In India, many consumers and small businesses transact with non-bank financial companies (NBFCs) such as Tata Capital, Bajaj Finance, Shriram Finance for taking loans and making deposits (in limited cases). This article weighs the merits and demertis of NBFCs compared to formal banks, in terms of both taking loans or placing deposits.
What are NBFCs & what is their legal status?
NBFCs are financial institutions registered under the Companies Act and regulated by RBI, though they differ from banks in certain respects.
- Importantly, not all NBFCs are allowed to accept public deposits. Only those holding a Certificate of Registration (CoR) for Deposit Acceptance and have a minimum investment grade credit rating of ‘BBB–' may do so, as per RBI guidelines.
- Critically, deposits made by customers in NBFCs are not insured by the Deposit Insurance and Credit Guarantee Corporation (DICGC) in the way bank deposits are.
Taking loans from NBFCs
Pros | Cons |
Faster processing & simpler documentation, since NBFCs often have leaner procedures and quicker approvals. | Because NBFCs carry higher risk and less regulatory buffer, their interest rates and processing charges are often higher. |
NBFCs can offer greater flexibility, custom products (e.g. consumer loans) or small ticket lending that banks might not offer. | While banks are tightly regulated under the Banking Regulation Act; NBFCs operate under lighter regulation. |
Underserved borrowers who don’t meet strict bank criteria may find NBFCs more willing to lend to them. | As NBFCs rely on wholesale funding and market borrowings, in stressful times they might face liquidity constraints. |
In consumer & SME loan segments, NBFCs sometimes offer competitive interest rates compared to banks. | If the NBFC is weakened or mismanages, the chance of default is higher. The RBI has warned against NBFCs' “growth-at-any-cost” strategies. |
Depositing with NBFCs
Pros | Cons |
NBFCs that are allowed accept deposits may offer higher interest rates than banks to attract funds. | No deposit insurance coverage as your capital is not protected under DICGC. In case of an NBFC's bankruptcy or default, depositors are treated as unsecured creditors and may get nothing back. |
They may give flexible tenure options (within allowed limits) to depositors compared to banks. | NBFCs can accept deposits only for periods between 12 to 60 months and cannot accept demand deposits.
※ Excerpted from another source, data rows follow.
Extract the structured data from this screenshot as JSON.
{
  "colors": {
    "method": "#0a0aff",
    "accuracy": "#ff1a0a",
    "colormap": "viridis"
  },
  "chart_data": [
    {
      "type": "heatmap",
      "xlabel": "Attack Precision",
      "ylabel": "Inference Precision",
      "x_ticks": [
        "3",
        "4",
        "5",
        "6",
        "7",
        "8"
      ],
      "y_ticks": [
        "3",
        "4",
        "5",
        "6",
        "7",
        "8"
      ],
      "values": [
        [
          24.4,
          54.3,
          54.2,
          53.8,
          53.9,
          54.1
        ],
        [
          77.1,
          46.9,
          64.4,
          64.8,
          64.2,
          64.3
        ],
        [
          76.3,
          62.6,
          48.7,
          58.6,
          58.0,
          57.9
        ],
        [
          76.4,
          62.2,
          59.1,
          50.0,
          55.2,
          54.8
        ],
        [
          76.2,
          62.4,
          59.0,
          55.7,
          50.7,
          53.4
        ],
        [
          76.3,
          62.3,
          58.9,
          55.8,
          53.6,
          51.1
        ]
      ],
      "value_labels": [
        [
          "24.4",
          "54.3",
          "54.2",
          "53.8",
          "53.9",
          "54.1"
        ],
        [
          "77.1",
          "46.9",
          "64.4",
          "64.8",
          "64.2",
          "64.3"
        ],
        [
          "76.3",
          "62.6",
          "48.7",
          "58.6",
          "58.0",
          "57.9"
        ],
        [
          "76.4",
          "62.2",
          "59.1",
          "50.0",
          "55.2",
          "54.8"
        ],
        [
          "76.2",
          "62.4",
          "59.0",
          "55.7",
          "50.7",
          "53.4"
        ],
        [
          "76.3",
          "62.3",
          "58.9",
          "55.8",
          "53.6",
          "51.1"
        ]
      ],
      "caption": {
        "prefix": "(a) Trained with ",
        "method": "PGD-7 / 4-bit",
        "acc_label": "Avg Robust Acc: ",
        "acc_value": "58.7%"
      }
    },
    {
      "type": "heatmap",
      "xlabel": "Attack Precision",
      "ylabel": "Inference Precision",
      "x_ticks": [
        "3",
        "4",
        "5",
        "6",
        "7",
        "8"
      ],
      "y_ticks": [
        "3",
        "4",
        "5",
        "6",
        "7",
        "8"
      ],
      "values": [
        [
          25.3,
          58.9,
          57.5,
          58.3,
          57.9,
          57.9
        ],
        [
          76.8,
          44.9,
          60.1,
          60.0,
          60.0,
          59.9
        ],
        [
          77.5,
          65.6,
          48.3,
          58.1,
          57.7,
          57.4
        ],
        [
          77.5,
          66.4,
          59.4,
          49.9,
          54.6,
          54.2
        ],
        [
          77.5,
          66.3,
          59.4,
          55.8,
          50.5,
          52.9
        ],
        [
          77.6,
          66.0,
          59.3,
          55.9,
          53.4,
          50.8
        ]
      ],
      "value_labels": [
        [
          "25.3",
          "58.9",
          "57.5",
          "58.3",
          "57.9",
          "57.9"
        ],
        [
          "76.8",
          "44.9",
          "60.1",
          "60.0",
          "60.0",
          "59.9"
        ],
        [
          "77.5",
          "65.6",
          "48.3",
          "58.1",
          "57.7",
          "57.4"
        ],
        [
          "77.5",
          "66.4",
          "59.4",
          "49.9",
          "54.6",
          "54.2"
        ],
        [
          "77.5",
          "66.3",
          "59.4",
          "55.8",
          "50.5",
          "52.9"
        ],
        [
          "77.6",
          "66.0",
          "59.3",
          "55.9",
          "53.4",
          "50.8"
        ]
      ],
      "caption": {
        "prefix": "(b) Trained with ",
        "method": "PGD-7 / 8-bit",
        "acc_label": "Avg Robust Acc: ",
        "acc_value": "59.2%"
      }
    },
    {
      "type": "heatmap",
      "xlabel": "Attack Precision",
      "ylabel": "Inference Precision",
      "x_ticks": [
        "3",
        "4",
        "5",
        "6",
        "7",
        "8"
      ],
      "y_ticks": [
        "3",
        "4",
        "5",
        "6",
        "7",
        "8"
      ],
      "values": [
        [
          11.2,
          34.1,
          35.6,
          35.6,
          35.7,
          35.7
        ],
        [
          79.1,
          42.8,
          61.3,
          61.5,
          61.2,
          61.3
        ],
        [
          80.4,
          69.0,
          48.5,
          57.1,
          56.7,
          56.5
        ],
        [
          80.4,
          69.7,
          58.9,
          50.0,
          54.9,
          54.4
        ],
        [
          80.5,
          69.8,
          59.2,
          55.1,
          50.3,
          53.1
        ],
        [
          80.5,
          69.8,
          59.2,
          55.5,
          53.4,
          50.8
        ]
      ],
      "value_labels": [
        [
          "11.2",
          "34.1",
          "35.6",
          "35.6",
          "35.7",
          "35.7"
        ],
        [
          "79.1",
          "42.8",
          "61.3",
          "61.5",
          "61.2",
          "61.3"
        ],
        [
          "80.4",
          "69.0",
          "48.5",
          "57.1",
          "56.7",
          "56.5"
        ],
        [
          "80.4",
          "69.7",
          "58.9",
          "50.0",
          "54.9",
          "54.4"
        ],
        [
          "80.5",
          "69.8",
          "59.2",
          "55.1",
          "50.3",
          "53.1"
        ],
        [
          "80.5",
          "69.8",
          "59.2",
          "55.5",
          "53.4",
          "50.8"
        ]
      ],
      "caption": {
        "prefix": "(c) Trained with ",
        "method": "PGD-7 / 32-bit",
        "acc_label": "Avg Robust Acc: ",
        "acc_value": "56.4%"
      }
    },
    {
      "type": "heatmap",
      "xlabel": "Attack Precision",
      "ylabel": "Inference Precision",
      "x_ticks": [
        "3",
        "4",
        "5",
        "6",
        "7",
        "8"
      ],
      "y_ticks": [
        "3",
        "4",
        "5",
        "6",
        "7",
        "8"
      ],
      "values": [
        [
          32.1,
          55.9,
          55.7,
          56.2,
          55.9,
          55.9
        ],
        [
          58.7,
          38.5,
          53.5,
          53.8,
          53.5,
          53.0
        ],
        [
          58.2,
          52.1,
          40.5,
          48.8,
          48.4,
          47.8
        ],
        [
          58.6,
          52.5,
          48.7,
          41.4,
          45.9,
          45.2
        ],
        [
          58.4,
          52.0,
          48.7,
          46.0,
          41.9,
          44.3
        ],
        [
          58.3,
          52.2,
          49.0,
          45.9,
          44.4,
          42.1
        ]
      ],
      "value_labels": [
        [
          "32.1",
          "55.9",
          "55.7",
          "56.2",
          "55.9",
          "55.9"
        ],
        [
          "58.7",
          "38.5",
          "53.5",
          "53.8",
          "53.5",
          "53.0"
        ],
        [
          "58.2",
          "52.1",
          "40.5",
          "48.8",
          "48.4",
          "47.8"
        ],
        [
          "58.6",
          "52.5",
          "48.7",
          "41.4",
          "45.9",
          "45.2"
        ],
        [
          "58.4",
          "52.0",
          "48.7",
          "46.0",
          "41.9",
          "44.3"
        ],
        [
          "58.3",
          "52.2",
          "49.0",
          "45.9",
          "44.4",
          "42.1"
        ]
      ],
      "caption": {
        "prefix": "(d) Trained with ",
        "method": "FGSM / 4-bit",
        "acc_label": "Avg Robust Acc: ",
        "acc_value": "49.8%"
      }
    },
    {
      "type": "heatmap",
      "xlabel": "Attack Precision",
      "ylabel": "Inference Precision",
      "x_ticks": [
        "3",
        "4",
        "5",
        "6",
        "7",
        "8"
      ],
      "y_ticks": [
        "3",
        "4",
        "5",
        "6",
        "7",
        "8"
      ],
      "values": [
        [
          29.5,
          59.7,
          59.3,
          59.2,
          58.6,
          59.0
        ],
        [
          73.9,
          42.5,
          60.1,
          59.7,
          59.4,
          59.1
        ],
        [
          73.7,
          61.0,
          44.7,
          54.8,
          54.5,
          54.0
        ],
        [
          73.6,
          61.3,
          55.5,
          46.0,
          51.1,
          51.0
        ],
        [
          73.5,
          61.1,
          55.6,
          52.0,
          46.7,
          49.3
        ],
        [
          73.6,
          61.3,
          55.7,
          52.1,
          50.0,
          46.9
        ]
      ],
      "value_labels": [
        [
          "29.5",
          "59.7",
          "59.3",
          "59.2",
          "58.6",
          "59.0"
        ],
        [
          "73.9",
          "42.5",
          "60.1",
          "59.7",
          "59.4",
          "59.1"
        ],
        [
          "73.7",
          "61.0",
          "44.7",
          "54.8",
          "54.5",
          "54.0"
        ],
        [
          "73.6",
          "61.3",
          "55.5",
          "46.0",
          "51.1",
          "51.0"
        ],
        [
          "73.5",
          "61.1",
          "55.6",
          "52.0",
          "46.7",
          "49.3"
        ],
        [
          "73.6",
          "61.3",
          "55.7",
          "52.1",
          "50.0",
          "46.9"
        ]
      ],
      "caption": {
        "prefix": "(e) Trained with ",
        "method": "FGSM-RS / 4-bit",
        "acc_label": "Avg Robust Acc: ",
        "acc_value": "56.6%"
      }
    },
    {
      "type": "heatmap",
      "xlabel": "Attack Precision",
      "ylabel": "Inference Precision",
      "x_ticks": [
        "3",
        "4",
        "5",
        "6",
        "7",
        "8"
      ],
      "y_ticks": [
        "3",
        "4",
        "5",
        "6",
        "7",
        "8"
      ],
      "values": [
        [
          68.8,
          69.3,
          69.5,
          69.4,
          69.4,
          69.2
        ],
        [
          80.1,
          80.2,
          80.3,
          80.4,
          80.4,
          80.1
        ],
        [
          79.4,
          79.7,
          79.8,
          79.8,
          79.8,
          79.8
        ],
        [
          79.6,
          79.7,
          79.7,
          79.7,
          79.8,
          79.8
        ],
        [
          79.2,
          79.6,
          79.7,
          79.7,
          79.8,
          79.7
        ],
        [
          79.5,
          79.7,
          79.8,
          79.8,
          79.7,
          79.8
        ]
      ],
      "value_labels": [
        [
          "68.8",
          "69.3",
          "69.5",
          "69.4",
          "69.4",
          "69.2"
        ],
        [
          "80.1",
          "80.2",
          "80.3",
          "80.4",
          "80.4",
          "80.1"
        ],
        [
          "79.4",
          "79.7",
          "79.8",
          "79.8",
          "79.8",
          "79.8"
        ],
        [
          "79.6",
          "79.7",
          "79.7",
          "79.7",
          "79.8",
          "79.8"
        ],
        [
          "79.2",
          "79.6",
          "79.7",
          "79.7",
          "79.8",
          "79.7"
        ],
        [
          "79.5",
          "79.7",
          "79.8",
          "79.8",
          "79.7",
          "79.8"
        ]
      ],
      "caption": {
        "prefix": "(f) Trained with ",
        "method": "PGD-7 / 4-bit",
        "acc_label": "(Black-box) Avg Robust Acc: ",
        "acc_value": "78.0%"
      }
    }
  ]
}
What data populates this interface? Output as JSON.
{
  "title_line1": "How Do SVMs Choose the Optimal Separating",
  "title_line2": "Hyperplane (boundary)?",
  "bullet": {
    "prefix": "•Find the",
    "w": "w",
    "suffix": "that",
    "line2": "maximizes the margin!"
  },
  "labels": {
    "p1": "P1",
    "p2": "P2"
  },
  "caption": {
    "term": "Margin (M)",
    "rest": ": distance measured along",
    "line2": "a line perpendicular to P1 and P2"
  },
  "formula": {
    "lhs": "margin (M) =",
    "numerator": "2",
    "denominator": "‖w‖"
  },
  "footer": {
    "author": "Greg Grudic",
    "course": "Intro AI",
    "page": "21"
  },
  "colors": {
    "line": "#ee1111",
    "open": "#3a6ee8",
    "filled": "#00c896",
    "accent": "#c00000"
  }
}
They are also limited in to accepting deposits up to 1.5 times their net owned funds. |
In contrast, banks offer run-on demand deposits, full deposit insurance (up to limits), broad liquidity, and stronger systemic backing.
Comparison to formal banks
NBFCs | Formal Banks | |
Loan processing | Faster, leaner procedures | Slower, more checks |
Interest rate on loans | Often higher | Generally lower |
Deposit insurance | None | Insured by DICGC up to limit |
Regulatory oversight by RBI | Lighter | Strong, under Banking Act |
Liquidity & stability | Higher risk in stress | Stronger buffer, central support |
Deposit access | Only fixed term (if allowed) | Demand + term deposits |
Product breadth | Niche / specialized | Wide range including payments, current accounts, etc. |
Caution for Borrowers and Depositors
- If you are a borrower needing quick access to funds, an NBFC may make sense compared to an unregulated moneylender — but be ready to pay higher interests.
- If you are depositing funds,
- Verify that an NBFC is authorized for deposit acceptance against the RBI CoR list.
- Always check the financial health of the firm despite attractive interest rates.
- Compare interest, tenure, default history, regulatory standing, and your need for liquidity before deciding.
- Banks are always safer due to deposit insurance and stronger regulation.